Kyra Cameron, Fashion Design & Product Innovation major, Design & Creative Making certificate, class of 2025

Hen House seeks to streamline the off-campus housing experience for students and landlords in the Newark area. By aggregating the housing listings and having more thorough renter profiles, she will make the rental process easier for both students and landlords.

Glass Siblings

Olivia Jin, Human Services major, class of 2026

With a mission to address the lack of acknowledgement and awareness for individuals who have a sibling that is on the autism spectrum disorder, who are also known as Glass Siblings, this program will prioritize socio-cognitive support needs, education on what their neurodivergent siblings experience, and will guide older participants on how they can provide assistance and support for their siblings. With different age cohorts, the program will provide support for Glass Siblings in all stages of their lives.

The Atomic Diffractive Imaging (ADI) project 

Joseph Carranza, Neuroscience major, Innovation & Entrepreneurship for Health certificate, class of 2026

The Atomic Diffractive Imaging (ADI) project aspires to revolutionize medical imaging by introducing the first non-invasive nuclear technique of spontaneously mapping the brain at the atomic level. This innovation not only enhances our accuracy in mapping the brain but also facilitates the administration of individualized atomic treatments to destroy malignant tissues and/or restore nonfunctional tissues without surgical intervention.

Please Wait Differently 

Krish Goswami, Biological Sciences major, Entrepreneurship minor, class of 2025

Medical waiting rooms are crowded, awkward, and unaccommodating.
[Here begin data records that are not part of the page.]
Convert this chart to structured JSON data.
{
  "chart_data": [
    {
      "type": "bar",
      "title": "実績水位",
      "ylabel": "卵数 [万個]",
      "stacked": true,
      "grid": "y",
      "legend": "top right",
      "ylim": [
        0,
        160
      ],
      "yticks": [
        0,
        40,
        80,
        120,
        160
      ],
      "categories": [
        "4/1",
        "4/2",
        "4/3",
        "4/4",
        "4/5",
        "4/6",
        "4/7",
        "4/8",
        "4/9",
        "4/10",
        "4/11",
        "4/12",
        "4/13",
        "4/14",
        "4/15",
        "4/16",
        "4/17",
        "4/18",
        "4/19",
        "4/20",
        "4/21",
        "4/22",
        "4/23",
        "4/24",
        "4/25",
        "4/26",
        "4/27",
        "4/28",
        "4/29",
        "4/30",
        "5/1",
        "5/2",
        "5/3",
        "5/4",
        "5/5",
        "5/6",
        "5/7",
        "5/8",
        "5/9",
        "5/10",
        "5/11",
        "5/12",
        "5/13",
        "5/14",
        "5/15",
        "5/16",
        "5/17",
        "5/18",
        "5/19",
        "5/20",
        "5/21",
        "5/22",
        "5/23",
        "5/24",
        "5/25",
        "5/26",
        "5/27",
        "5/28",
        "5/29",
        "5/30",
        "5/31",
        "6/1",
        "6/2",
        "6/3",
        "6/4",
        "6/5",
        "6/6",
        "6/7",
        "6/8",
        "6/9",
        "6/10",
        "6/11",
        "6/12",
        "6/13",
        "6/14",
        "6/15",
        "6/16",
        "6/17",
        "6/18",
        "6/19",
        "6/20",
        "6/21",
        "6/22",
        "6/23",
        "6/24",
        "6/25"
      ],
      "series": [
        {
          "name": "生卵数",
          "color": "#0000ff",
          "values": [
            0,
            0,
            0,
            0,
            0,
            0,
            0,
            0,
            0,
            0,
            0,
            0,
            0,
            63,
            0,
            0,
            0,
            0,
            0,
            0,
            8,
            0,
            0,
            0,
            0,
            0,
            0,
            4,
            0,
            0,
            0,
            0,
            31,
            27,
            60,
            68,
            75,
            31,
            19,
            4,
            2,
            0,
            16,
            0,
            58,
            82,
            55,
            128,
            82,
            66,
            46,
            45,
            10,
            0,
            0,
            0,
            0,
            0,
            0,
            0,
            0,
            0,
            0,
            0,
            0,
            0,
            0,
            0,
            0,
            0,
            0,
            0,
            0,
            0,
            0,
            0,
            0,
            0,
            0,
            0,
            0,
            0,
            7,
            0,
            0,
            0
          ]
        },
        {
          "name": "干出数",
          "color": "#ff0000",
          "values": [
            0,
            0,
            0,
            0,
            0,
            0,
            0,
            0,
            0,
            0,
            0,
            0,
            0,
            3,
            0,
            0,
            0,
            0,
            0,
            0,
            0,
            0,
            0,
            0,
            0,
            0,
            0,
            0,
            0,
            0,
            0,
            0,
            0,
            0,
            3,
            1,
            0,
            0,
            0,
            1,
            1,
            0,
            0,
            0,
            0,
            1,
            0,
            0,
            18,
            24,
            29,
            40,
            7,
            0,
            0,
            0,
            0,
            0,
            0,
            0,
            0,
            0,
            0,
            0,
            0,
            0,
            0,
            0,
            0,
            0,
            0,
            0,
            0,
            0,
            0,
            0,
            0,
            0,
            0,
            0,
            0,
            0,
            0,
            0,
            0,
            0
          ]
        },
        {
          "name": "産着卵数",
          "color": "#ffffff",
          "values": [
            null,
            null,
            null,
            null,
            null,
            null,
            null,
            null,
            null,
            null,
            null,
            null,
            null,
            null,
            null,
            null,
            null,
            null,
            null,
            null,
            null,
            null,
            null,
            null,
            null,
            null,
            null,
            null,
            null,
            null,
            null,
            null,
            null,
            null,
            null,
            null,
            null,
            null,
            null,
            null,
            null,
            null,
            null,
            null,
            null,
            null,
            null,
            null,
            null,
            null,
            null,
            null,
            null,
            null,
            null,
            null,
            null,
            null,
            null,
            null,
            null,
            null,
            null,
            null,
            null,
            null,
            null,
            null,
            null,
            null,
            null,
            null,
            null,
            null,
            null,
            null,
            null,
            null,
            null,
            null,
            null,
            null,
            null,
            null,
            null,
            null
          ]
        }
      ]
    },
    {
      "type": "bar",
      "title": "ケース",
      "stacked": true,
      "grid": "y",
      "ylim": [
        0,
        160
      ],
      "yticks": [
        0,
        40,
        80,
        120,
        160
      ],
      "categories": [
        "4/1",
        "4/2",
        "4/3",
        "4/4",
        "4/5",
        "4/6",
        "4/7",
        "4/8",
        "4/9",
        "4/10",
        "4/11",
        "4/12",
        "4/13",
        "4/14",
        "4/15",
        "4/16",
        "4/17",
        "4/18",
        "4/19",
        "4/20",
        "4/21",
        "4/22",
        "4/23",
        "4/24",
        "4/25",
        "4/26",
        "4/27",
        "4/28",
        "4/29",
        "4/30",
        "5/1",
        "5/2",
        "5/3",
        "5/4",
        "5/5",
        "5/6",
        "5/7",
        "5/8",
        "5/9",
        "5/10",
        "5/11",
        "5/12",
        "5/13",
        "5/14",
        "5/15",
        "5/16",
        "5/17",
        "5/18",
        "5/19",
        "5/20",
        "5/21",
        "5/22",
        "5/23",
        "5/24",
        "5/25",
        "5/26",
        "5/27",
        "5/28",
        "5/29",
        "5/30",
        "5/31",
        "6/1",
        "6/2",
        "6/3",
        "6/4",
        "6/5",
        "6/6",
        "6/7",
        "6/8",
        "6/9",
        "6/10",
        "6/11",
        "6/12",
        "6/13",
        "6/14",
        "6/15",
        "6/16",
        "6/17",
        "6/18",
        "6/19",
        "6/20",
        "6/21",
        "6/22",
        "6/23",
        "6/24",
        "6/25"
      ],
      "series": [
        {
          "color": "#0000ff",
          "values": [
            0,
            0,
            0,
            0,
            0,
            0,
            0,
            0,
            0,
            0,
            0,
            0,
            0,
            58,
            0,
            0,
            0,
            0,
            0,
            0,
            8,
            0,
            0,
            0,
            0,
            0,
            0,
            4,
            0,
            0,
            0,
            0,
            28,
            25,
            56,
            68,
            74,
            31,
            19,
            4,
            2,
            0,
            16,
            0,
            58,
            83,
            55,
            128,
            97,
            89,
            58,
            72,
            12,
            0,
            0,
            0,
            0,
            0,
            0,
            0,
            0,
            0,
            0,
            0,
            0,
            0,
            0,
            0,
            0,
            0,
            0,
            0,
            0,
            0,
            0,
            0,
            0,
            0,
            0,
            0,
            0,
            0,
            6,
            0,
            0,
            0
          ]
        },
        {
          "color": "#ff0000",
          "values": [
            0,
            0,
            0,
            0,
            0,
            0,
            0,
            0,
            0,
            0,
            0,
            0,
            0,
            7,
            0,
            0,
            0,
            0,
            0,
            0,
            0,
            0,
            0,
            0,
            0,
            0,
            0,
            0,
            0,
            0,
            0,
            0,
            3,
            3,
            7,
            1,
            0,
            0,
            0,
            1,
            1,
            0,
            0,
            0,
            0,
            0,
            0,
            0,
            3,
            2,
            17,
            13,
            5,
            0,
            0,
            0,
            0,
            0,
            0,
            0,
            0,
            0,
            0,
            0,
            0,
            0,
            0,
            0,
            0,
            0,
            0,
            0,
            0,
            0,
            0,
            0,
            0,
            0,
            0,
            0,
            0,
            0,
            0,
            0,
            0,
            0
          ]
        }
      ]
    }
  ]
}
With my project through Delaware Innovation Fellows, I sought to redefine that space. Please Wait Differently offers an alternative vision of the waiting room: one that is more welcoming, more human, and more supportive. I will develop a design featuring quiet zones, family-friendly areas, multicultural signs, calming graphics, and simple wellness practices like breathing and puzzles. It's an inexpensive, people-focused way to improve a component of healthcare that touches us all but is most often overlooked.

Storbnb 

Andrew McAleer, Entrepreneurship major, class of 2025

Airbnb transformed the way we travel and experience accommodation, Storbnb aims to create a  short-term storage industry within a home away from home. College Students need to store things while waiting for their next place and we created a online platform where students who have an empty room in their house,  they can list on our website and gain passive income, allowing people to use your unused space and store their belongings until they are ready to be moved into their new place of living.

Xpress-On

Grace Phillips, Political Science major, Social Innovation & Entrepreneurship certificate, class of 2025

Xpress-On is created in order to remedy the gap in the nail care market. People want to look good and fit in and one of the best ways to do that is through manicured nails. However, nail salons are pricey and the cheaper alternatives (press ons) fall off and look cheap. With Xpress-On, the press on nail experience will be a completely customizable subscription, from the nail size to shape to color, in order to ensure that your press on nails last and can arrive on your doorstep whenever you need.